RBA drops cash rate but bearish on outlook
Australia’s central bank has eased its cash rate but issued a veiled warning that geopolitical uncertainties are contributing to a weaker outlook for domestic growth, employment and inflation. The Reserve Bank of Australia’s Monetary Policy Decision reduced the cash rate by 25 basis points to 3.85 per cent, noting that core inflation was below three per cent for the first time since 2021. The RBA board said there was considerable uncertainty about the final scope of new global tariffs and the international policy response. In addition, the board noted that the growth in unit labour costs was still high and productivity growth had not picked up.
Wages and salaries up 5.8 per cent over year
Total wages and salaries paid by employers in Australia rose by 5.8 per cent in the 12 months to March, according to latest official figures. The Australian Bureau of Statistics reported that the nation’s salary and wages bill rose to almost $105 billion in March, with increases across all industries. Tasmania recorded the lowest increase in wages and salaries, at 3.9 per cent, while the Northern Territory recorded the highest, at 7.9 per cent. The mining sector reported the lowest annual increase (3.7 per cent) in total wages and salaries, while the largest increase, of almost 12 per cent, was recorded in the electricity, gas, water and waste industries. The ABS said wages and salaries typically peaked in March (boosted by bonus payments) before falling in April.

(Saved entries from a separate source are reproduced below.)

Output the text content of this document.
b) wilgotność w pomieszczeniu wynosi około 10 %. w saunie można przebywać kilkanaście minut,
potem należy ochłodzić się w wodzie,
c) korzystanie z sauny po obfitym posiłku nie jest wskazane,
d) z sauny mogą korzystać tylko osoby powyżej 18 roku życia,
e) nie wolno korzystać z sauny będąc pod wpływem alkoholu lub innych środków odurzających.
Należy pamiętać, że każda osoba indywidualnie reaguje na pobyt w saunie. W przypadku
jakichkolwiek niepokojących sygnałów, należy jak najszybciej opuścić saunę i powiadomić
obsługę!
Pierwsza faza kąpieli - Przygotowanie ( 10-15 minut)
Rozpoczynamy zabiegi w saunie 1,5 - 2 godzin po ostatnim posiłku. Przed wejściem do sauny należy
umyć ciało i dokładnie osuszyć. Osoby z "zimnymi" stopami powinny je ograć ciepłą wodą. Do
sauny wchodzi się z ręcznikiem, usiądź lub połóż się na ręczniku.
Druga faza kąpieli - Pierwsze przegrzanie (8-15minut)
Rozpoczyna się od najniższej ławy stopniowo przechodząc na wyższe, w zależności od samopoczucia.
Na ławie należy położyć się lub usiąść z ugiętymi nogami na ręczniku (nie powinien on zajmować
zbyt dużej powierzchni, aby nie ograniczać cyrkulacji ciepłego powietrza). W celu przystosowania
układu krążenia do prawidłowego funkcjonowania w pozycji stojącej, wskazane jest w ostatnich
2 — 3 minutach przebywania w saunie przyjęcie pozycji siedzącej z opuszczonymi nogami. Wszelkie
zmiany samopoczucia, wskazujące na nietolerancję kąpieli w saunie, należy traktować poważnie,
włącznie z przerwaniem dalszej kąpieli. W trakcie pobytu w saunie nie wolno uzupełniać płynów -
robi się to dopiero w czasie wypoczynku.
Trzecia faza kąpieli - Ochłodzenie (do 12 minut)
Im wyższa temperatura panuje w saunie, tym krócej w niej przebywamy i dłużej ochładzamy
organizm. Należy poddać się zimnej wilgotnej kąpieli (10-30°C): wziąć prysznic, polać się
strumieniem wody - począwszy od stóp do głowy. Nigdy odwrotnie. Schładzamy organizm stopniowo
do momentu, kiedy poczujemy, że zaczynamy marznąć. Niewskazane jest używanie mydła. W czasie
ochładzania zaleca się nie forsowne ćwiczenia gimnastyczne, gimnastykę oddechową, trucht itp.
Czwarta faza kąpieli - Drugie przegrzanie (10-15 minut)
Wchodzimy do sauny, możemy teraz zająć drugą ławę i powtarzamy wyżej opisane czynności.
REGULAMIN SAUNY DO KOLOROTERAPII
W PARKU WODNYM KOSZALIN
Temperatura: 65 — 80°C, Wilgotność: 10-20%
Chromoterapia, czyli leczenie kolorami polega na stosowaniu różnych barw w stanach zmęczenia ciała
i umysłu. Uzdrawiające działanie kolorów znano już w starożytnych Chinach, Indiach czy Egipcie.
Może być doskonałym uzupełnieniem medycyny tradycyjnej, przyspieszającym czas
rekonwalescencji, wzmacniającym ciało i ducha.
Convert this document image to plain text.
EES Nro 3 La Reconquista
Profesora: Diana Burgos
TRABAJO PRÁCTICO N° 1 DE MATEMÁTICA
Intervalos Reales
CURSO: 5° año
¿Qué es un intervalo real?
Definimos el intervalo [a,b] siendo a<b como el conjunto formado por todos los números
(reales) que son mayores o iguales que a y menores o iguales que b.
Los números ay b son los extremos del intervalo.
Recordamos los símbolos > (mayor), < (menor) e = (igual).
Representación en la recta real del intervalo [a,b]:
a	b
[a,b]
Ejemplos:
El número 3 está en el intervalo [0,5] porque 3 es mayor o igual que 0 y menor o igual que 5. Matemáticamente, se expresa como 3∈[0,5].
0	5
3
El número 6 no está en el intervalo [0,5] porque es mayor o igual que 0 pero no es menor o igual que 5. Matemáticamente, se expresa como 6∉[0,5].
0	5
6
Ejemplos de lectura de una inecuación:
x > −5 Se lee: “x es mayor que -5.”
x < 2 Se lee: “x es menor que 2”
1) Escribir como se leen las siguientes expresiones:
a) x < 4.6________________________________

Network charges, generation driving higher electricity costs
Electricity users across most of south-eastern Australia face increases in their electricity bills in 2025-26, under default market offer determinations released by energy regulators. The Australian Energy Regulator said residential customers on standing offer plans would experience rises of 0.5 per cent to 3.7 per cent in south-east Queensland, 2.3 per cent to 3.2 per cent in South Australia, and from 8.3 per cent to 9.7 per cent in New South Wales. Small businesses on standing offers in the same regions also face increases, of between 0.8 per cent and 8.5 per cent. Projected price increases vary according to electricity distribution zones. Meanwhile in Victoria, the independent regulator said that the domestic default electricity offer in 2025-26 would rise by an average one per cent across the state’s five distribution zones, and for small business, by an average three per cent across the zones. Both regulators cited higher network charges and wholesale electricity costs.